As is often the case for me, Christmas shopping has given me the chance to look at all sorts of gadgets. (No, I’m not sure who to buy them for, but that isn’t the point.) The wealth of touch-based devices like the iPad, the Kindle Fire, the Galaxy Tab, and phones of all sorts is either incredibly exciting or amazingly confusing. Touch-based interfaces have moved well beyond the devices they started on and are showing up pretty much everywhere. Even my car (a Nissan Leaf) uses a touch interface. When I use a device with a screen, like my camera, and can’t touch the screen, it just feels wrong.

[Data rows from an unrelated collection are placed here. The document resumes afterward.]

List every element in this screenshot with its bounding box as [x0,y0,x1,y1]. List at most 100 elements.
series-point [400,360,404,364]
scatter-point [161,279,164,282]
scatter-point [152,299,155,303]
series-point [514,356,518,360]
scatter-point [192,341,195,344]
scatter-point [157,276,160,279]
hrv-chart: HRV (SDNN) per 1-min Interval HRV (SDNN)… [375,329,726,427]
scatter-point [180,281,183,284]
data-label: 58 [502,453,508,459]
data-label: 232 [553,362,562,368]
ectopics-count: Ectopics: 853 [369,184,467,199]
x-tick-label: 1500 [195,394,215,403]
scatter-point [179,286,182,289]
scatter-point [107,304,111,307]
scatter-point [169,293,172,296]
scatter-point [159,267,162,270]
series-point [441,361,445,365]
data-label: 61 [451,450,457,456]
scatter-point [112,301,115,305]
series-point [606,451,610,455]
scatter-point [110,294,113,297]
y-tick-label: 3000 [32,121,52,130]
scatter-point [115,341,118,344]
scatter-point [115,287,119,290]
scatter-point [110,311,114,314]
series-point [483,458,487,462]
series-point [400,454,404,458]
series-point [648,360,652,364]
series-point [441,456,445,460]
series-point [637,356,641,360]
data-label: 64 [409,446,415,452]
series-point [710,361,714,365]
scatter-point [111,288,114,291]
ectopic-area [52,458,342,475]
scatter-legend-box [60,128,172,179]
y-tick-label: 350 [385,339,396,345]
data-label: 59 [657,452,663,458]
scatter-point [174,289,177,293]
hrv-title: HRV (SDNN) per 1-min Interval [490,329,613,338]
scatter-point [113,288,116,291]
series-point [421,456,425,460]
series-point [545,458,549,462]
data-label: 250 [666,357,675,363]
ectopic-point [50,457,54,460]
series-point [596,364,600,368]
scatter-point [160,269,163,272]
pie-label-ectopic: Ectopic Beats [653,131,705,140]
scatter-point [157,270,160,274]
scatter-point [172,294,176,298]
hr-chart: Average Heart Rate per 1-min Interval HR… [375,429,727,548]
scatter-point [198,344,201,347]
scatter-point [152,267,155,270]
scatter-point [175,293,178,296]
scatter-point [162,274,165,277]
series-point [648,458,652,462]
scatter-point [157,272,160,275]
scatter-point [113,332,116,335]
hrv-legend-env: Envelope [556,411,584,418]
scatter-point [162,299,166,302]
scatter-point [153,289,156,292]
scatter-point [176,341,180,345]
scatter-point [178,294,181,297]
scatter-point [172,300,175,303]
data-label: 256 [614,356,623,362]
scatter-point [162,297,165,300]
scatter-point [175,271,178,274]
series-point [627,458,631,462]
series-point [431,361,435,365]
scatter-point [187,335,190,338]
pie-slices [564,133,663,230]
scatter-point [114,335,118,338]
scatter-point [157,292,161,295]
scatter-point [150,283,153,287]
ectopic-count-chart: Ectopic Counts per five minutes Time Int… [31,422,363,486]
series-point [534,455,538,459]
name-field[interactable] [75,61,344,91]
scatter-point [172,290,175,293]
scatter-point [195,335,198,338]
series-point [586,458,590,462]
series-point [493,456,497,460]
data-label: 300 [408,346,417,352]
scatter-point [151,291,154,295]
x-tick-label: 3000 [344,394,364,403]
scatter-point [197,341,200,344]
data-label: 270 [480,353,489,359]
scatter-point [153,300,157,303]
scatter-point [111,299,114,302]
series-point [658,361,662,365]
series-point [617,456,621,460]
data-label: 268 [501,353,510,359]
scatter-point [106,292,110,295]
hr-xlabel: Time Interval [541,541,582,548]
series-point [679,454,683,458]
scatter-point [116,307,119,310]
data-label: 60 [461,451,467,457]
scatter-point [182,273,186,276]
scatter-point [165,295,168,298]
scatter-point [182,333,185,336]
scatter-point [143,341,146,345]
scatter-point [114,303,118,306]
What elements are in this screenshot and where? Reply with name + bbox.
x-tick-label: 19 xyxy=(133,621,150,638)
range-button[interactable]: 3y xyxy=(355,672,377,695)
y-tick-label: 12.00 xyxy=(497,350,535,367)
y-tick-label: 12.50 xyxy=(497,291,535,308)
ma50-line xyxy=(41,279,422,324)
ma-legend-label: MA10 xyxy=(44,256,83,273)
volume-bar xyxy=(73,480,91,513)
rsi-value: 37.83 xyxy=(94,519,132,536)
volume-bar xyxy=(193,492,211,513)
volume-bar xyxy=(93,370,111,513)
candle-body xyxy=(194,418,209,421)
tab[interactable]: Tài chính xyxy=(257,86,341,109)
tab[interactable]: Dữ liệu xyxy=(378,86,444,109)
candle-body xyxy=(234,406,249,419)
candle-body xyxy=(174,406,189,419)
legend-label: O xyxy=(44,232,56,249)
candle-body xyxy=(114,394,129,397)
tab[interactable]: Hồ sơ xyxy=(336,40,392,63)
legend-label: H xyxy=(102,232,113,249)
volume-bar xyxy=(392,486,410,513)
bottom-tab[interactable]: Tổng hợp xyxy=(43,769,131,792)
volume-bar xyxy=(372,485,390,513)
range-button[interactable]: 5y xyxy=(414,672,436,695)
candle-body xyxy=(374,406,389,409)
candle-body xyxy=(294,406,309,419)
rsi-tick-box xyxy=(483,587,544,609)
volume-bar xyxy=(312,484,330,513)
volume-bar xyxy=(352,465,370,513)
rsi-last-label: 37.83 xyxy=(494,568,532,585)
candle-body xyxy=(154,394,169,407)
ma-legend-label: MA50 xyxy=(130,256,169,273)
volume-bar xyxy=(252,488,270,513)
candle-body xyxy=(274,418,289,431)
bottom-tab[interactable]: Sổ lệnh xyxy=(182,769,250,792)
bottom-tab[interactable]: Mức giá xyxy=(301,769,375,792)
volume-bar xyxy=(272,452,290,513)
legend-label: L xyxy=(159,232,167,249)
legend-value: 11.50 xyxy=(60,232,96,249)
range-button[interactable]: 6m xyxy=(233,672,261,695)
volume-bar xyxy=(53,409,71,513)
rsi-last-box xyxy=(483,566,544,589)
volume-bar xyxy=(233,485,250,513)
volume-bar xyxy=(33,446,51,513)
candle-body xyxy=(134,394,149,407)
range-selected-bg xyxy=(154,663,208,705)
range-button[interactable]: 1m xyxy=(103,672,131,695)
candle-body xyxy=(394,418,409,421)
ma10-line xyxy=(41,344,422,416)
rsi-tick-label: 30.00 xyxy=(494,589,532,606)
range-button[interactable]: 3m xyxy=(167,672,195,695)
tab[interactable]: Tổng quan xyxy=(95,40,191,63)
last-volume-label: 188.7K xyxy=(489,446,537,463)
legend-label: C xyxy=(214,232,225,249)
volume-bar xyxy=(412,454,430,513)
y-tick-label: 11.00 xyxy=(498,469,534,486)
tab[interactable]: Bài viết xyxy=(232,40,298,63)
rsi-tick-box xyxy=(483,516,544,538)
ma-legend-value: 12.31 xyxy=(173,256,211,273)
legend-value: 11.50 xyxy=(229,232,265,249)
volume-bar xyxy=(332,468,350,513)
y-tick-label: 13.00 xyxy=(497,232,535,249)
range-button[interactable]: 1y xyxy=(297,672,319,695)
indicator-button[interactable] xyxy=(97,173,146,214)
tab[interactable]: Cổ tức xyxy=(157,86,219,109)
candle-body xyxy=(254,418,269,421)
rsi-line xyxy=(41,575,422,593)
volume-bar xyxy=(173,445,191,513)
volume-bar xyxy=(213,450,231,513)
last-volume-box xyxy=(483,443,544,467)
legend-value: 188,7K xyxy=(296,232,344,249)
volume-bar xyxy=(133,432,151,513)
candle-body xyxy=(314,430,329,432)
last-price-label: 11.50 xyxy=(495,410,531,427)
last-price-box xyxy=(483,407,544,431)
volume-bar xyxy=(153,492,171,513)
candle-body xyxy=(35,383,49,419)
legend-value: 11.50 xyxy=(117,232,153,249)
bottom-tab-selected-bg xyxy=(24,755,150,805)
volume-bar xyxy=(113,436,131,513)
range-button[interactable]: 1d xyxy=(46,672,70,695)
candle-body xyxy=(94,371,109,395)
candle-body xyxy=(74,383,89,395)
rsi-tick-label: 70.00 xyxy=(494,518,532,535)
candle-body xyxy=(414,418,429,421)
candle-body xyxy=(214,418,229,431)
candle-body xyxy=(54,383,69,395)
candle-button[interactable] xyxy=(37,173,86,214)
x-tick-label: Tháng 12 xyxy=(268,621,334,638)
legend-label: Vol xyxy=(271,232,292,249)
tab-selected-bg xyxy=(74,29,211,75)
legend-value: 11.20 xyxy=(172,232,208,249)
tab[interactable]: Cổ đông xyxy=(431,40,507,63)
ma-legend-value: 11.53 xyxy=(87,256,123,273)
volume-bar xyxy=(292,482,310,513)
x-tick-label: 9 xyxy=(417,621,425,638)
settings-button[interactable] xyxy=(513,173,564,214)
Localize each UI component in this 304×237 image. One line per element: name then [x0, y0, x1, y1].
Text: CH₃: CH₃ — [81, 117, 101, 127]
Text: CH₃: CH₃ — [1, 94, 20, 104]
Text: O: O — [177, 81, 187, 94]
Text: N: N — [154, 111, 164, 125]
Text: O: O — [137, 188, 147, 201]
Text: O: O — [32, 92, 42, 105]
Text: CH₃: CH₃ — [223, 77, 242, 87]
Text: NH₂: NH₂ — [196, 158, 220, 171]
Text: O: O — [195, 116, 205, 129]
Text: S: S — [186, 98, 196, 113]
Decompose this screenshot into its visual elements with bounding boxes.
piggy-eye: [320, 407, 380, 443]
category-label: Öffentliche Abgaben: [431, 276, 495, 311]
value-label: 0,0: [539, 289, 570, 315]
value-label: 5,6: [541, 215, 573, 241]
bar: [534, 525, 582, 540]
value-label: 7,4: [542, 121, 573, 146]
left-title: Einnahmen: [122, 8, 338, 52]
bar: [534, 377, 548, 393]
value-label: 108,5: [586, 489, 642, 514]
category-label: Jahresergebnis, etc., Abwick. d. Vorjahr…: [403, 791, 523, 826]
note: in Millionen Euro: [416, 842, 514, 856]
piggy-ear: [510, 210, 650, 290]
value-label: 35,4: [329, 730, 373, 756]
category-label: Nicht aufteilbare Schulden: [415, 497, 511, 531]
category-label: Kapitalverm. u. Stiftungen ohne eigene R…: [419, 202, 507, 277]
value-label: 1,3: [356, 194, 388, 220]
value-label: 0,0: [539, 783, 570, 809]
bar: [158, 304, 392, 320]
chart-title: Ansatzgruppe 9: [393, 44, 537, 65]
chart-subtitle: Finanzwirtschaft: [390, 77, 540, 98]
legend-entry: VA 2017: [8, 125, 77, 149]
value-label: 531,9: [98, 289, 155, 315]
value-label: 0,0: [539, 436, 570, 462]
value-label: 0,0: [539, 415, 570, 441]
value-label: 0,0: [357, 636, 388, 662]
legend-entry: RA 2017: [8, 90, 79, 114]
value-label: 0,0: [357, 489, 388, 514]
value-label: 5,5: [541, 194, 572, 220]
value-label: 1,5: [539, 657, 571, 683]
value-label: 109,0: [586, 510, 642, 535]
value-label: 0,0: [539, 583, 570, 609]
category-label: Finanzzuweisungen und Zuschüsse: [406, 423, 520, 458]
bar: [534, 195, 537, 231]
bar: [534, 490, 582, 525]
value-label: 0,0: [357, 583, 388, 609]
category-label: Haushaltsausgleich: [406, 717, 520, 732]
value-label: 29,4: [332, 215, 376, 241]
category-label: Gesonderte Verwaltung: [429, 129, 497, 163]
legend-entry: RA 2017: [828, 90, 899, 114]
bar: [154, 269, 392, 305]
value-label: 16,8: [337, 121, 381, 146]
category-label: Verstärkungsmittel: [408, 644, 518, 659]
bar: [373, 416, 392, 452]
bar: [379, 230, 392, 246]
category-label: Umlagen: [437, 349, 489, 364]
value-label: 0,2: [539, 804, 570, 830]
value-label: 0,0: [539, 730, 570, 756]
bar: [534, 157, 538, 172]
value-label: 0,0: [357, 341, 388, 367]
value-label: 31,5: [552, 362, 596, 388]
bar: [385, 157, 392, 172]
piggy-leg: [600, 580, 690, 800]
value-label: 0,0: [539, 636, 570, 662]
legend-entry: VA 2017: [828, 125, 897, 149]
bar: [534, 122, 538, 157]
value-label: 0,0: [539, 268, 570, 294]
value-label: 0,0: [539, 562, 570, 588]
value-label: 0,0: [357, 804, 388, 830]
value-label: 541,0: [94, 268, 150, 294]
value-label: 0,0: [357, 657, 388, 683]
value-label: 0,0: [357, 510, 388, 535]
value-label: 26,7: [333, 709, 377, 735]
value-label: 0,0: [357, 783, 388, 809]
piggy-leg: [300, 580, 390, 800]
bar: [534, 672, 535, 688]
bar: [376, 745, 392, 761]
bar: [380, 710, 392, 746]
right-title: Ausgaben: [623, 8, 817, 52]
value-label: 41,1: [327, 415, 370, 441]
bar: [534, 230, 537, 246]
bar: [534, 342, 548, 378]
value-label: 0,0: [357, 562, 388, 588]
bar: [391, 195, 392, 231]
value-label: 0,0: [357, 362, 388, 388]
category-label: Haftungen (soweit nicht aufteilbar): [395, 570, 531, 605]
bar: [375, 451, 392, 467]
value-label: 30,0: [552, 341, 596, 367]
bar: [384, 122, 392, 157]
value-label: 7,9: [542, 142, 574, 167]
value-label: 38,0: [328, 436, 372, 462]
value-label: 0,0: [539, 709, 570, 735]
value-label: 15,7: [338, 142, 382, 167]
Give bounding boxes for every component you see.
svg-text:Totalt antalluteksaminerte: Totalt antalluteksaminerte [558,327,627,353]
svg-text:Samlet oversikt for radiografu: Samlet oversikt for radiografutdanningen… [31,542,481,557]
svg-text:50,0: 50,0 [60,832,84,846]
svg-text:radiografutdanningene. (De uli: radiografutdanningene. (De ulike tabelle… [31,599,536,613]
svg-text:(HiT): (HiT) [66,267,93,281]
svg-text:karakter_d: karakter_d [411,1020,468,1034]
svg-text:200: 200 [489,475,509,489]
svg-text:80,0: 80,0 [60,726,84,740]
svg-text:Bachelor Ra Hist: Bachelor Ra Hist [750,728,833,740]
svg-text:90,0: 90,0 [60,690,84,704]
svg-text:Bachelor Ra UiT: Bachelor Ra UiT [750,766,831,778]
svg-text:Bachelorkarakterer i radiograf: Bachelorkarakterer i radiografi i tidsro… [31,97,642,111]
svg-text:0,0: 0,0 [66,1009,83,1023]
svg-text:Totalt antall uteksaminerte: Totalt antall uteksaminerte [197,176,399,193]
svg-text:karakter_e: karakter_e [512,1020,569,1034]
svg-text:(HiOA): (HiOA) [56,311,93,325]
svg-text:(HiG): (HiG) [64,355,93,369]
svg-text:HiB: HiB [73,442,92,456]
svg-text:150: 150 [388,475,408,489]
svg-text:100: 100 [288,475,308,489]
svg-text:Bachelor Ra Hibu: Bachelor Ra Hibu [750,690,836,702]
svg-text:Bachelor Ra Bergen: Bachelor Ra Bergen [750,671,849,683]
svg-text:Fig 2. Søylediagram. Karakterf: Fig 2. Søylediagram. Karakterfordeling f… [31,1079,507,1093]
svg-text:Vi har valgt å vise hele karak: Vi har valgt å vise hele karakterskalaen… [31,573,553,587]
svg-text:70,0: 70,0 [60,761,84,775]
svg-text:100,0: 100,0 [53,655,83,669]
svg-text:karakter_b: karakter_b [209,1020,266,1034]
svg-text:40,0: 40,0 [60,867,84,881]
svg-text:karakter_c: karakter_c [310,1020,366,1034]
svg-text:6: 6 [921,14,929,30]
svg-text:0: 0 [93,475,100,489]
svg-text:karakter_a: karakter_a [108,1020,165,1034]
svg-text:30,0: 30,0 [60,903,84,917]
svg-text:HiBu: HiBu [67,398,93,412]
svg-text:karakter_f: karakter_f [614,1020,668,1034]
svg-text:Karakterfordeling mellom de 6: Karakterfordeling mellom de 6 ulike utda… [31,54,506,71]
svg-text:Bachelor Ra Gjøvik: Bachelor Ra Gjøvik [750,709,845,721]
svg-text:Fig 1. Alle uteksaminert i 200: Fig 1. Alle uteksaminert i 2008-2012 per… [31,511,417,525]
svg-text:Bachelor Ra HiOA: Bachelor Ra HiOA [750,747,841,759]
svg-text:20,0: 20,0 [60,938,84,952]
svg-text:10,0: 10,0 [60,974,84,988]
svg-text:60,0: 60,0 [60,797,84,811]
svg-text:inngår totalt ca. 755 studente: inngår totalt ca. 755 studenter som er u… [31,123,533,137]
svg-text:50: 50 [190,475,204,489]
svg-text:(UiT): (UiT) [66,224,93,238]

The power of computing devices like the iPad and other tablets is bringing touch into what we traditionally think of as the PC marketplace. The debut next year of Windows 8 with its touch-based Metro user interface will add another serious player to the mix. Touch will be in your desktop and notebook future. (Which for me means a steady supply of cloths for wiping screens will be a necessity, but that’s another story.) I think that touch will be the dominant interface—surpassing the mouse—in the near future.
When I see that kind of shift in the marketplace, and the resulting product diversity, my background makes me think that such an area is ripe for some good tools to compare the products. What do you think? Do we need a new generation of touch-based benchmarks for Metro? For other touch-based platforms?